Automatic cuts re-emerge as budget battle issue

Tuesday, October 15, 2013

photo Eighth-grade students from Highland Middle School in La Grange, Ill., visit the Capitol in Washington.

WASHINGTON - The broad, automatic spending cuts known as sequestration have re-emerged as a central issue in efforts to end the partial government shutdown and avert a federal default.

Many conservatives view the past seven months of lower spending levels as one of their rare accomplishments in dealing with President Barack Obama and want to continue them.

But GOP defense hawks complain that the next round of automatic cuts falls almost entirely on the Pentagon, and many Republicans want to shift that burden to domestic programs.

Obama and Democrats would do away with them altogether, substituting new taxes and maybe some spending cuts elsewhere in their place. Republicans are agreeable - Democrats much less so - to trimming future Social Security benefits or making wealthier retirees pay higher premiums for Medicare in place of the automatic cuts.

Sequestration deals mostly with the day-to-day operating budgets of federal agencies. The Veterans Administration is exempt, as are the biggest "mandatory" benefit programs like Social Security, food stamps and Medicaid. The president's health care program - "Obamacare" -also is exempt.

The impact of the automatic cuts that went into effect in March was not as harsh as many people feared. Some agencies were able to move money around to prevent or reduce furloughs.

For many Americans, however, the impacts have been real. Health research has slowed, thousands of Head Start slots have been eliminated and poor people have been left hanging on waiting lists for housing subsidy vouchers.

The future is uncertain but easing or eliminating a new round of automatic spending cuts in January is likely to be a focus of any budget talks once the government reopens fully.

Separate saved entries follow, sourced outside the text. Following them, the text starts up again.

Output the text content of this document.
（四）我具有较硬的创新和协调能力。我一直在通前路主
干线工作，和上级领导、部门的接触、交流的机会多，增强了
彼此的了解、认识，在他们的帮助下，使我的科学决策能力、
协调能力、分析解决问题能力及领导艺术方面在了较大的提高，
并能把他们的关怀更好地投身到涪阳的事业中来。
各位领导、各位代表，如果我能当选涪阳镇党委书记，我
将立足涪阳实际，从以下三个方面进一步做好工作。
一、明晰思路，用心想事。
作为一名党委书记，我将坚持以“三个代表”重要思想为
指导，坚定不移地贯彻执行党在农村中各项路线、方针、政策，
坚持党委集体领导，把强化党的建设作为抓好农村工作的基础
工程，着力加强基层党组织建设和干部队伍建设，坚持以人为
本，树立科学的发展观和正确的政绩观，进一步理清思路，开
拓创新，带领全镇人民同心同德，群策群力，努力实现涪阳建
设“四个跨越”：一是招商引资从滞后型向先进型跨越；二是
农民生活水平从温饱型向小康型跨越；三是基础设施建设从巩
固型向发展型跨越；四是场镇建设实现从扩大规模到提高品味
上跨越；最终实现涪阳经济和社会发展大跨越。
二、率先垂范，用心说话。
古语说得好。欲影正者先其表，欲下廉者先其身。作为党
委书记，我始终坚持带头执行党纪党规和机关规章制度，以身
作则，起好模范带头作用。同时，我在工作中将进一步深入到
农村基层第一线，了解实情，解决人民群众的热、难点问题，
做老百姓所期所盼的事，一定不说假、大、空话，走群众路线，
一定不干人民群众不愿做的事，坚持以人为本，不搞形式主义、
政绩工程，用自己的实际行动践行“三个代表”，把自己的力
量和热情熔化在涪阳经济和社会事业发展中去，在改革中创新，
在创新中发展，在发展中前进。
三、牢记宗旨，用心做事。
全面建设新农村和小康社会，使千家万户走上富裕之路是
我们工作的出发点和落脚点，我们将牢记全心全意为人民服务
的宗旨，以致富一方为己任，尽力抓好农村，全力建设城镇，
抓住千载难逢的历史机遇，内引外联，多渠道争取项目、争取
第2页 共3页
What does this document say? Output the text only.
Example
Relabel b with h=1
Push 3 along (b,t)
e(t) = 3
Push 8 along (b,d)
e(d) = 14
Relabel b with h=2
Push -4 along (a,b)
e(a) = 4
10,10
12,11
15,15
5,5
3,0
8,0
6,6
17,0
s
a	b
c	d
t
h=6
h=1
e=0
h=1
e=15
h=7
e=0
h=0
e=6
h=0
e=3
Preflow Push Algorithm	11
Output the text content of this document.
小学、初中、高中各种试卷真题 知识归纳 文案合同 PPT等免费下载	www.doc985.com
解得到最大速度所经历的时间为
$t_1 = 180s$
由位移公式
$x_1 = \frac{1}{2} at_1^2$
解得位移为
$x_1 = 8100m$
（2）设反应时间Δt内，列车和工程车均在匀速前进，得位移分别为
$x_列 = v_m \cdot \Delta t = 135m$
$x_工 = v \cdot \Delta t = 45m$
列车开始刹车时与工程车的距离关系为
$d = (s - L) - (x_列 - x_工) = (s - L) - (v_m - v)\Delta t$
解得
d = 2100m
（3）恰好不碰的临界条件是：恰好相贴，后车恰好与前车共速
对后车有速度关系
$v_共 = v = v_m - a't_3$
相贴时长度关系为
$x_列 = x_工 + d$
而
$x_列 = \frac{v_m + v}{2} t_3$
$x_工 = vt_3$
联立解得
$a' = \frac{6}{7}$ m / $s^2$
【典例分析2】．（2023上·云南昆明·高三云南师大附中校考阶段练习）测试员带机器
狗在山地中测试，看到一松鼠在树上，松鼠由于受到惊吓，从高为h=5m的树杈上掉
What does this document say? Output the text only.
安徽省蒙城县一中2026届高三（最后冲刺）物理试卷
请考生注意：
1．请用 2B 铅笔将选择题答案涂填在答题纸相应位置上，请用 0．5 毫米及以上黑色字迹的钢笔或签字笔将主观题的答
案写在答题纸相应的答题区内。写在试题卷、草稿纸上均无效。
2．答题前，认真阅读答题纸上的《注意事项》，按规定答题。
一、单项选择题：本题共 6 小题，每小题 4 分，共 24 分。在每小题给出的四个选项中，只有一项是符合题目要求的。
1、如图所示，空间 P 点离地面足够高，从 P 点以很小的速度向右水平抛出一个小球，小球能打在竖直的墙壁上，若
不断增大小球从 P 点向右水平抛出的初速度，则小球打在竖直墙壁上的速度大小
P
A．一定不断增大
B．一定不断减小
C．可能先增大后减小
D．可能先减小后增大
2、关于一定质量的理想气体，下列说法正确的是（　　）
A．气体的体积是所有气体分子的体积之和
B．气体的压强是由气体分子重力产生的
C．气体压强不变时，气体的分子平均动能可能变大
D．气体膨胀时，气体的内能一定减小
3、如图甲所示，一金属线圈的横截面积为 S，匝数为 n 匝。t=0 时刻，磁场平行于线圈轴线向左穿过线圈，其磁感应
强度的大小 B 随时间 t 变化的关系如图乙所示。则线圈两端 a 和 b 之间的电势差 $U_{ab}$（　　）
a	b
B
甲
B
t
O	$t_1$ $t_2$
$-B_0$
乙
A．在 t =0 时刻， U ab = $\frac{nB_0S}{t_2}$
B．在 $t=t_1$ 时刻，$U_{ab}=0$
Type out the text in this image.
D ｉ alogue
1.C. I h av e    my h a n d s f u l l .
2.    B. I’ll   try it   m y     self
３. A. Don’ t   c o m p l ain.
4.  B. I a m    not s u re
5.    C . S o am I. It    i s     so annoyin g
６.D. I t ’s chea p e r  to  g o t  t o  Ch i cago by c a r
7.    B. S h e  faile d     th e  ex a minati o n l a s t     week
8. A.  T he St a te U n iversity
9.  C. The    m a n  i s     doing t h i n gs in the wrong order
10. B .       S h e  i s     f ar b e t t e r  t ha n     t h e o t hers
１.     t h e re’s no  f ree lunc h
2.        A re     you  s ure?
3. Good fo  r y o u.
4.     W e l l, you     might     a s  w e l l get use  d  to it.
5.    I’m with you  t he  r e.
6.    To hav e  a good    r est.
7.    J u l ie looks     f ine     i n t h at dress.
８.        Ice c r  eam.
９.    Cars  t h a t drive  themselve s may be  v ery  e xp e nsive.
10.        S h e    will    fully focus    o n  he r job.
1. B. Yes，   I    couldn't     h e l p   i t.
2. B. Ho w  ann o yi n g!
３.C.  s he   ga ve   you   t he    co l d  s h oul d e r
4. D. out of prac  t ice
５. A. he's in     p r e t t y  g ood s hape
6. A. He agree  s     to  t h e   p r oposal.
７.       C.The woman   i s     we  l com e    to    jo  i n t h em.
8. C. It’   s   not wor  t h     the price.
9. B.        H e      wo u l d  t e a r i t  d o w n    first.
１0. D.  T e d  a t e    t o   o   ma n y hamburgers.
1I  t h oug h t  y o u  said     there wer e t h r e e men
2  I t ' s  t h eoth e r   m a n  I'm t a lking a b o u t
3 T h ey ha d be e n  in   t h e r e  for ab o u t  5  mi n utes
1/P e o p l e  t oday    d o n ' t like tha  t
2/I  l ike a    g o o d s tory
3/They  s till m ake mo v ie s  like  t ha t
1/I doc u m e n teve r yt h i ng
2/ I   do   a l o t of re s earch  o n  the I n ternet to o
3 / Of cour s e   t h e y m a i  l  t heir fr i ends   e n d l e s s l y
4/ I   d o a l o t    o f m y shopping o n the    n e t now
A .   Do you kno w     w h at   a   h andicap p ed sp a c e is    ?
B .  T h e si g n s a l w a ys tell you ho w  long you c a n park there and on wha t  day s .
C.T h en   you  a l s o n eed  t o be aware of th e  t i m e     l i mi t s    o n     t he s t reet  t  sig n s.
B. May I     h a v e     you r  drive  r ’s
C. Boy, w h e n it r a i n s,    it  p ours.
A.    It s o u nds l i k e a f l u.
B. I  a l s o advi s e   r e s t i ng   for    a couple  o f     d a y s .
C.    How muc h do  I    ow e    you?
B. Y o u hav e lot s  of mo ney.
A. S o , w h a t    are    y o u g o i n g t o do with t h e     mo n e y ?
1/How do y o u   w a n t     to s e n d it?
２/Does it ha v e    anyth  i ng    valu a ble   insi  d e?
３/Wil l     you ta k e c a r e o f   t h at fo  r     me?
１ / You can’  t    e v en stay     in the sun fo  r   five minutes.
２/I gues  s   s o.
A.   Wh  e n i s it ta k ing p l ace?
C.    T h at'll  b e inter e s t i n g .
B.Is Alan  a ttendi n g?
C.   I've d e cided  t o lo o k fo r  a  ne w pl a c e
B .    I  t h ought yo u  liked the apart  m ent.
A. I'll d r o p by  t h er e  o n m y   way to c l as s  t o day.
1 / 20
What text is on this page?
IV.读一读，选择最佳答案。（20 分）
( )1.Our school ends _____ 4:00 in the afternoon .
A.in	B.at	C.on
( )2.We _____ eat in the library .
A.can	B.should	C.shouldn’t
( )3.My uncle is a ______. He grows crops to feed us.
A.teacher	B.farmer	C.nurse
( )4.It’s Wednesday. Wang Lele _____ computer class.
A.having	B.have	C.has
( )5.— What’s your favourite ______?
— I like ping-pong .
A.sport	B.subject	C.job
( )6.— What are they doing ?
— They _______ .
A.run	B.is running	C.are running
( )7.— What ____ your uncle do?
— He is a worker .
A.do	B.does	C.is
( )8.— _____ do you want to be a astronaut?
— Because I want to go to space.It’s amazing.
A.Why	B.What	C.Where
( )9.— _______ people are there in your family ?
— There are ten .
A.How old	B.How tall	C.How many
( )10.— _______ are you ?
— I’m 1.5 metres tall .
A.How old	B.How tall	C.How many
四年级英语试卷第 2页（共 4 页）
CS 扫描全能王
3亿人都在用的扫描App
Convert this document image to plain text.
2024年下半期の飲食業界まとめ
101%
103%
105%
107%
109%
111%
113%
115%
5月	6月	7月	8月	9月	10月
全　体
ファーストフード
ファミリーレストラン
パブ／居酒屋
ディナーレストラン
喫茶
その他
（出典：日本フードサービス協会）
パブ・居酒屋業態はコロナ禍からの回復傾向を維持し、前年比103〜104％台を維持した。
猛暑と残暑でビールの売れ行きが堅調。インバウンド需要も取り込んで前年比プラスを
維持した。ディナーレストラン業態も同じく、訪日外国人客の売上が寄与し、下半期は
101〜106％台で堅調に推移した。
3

Giving agencies more flexibility to adjust to reduced funding levels also is being discussed.

A brief primer on the automatic spending cuts and what might happen next:

• Sequestration was established by the 2011 Budget Control Act to reduce government spending by $1.2 trillion over 10 years. The cuts were to be divided between defense and domestic programs and achieved through caps on the money Congress can appropriate each year.

• For fiscal 2013 ending Sept. 30, sequestration lowered Congress' spending cap from $1.043 trillion to $988 billion. Of the $55 billion in spending cuts, $22 billion was from a 4.5 percent cut in domestic programs and $33 billion was from a 6 percent cut in military spending. That reduced the Pentagon's budget this past year from $552 billion to $519 billion. In addition, benefit programs were cut $17 billion. Of that, $11 billion was from fee reductions for Medicare providers like doctors and hospitals. The other $6 billion was spread among smaller programs like farm subsidies. Altogether the sequester produced total budget savings of $72 billion in 2013.

• For fiscal 2014, the sequester lowers the cap on what Congress can spend to $967 billion. Virtually all of the additional savings would come from new and deeper cuts to the military. The Pentagon's budget would drop from $519 billion to $498 billion.

• The debate: House Republicans want to maintain the $967 billion cap for fiscal 2014 but shift all the sequester cuts from the Pentagon to domestic programs. Democrats want to do away with the sequester entirely and set the spending cap at $1.06 trillion.

Congressional leaders tentatively have agreed to extend the 2013 cap of $988 billion for three months while they attempt to negotiate a broader deal for easing or replacing the automatic spending cuts.